Addressing journalists in commemoration of the 2018 French National Day in Abuja on Saturday, the diplomat who would be rounding off his tour of duty at the end of the month, said Nigerians deserved to enjoy effective security and better governance than the government was currently providing.
He admonished the Federal Government to punish those behind the killings.
The envoy advised the government to develop agriculture and animal husbandry to address the crisis.
“The reason for the killings is demography; some people are fighting for land, so there must be direct policy to develop agriculture and animal husbandry. I think impunity is encouraging the killings and those responsible must be punished. I don’t believe foreigners are involved in the killings,” he said in response to a question about the claims by the Federal Government that Libyan mercenaries were responsible for the bloodshed.

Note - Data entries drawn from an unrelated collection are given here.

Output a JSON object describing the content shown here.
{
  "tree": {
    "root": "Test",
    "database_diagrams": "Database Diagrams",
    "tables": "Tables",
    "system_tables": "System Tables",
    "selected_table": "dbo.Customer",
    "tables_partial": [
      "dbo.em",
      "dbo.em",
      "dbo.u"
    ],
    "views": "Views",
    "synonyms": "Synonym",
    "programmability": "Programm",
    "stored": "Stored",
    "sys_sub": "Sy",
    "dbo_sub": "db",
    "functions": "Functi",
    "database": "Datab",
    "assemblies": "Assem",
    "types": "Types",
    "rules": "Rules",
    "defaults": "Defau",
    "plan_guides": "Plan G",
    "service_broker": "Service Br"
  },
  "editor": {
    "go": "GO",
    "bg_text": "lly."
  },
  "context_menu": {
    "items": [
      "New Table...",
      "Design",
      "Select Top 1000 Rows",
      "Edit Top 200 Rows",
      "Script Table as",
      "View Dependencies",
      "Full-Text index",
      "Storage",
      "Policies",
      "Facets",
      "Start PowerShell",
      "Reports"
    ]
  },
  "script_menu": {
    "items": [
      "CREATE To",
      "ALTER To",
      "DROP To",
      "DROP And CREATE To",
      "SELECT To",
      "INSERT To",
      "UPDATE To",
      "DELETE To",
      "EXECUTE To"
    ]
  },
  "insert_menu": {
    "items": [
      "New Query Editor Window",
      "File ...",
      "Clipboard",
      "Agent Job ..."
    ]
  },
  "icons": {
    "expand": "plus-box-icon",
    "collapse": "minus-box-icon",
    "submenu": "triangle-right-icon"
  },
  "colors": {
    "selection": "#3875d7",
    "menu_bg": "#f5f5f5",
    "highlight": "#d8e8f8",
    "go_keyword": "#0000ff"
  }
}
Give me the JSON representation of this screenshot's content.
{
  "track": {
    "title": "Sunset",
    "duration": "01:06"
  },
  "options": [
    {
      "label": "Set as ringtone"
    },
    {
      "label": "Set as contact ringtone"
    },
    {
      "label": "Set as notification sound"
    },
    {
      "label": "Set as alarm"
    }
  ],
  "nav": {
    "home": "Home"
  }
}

The envoy added, “The second is justice. When there is that kind of killing, there must be proper prosecution and perpetrators must be properly sentenced. If that does not happen, then, it cannot end.”
Gauer noted that foreign investors and partners would not be willing to invest in the affected areas on account of the security challenges there.
According to the diplomat, Nigeria has recorded great progress against Boko Haram, but the sect, he said, had not been eliminated.
He explained that the security forces needed to maintain their offensive against the insurgents so that the displaced persons could return to their communities.
The envoy said that there was a need for the relationship between the two countries to be expanded to involve exchange of culture, renewable energy, agriculture and smart cities.
He said France would inaugurate the “Season of African Culture” in 2020 as part of strategies to promote African culture.
The departing diplomat stated that he enjoyed Nigeria, adding that he had visited Sokoto, Kano, Enugu, Abeokuta, Osogbo, Lagos and other cities, but added that insecurity and bad roads were a challenge.
Meanwhile, the Muslim Rights Concern has advised Nigerians to stop blaming President Muhammadu Buhari for killings around the country.
The group gave the advice in a statement on Monday by MURIC’s Director, Prof. Ishaq Akintola, and made available to newsmen in Ibadan.
Akintola blamed politicians, tribal bigots and a section of the media on the spread of wrong information about killings around the country.
“Nigerian lawmakers should take the lion’s share of the blame, followed by the citizens and the media. They should all accept their culpability in this peculiar mess instead of blaming the executive since the latter has done what is humanly possible within the law,’’ Akintola said.
He said it was unfair to blame Buhari for Nigeria’s inability to stop killings because security was a collective responsibility, particularly the different arms of government.
MURIC urged Nigerians to adopt a holistic approach to killings occurring in the country.
“Farmer-herder clashes are common everywhere, particularly in West Africa and Nigeria is not an isolated case but we are behaving as if Nigeria is an island.
“Take Ghana as an example. Earlier this year, cattle rustlers invaded farmlands in Ashanti, Volta, Brong Ahafo and the Eastern regions leading to killings and the destruction of farms.
“But Ghanaians did not crucify their president because of the clashes but solve the problem by establishing their first cattle ranch last week at Afram Plains in the eastern region. It plans to establish more in the Volta and Ashanti regions.
“It is time to face realities. We must borrow a leaf from Ghana. That country is as multi-religious and multi-cultural as Nigeria,’’ Akintola said.
He said herders and farmers clashes could be avoided if Nigeria objectively considered the recommendation for the establishment of ranches.
Akintola said Ghanaian President Akufo-Addo had in March expressed his administration’s intention to establish cattle ranches to curb the menace of herders.
“He has succeeded in doing that because Ghanaians did not look at their tribe or religion. They considered what will benefit them,’’ Akintola said.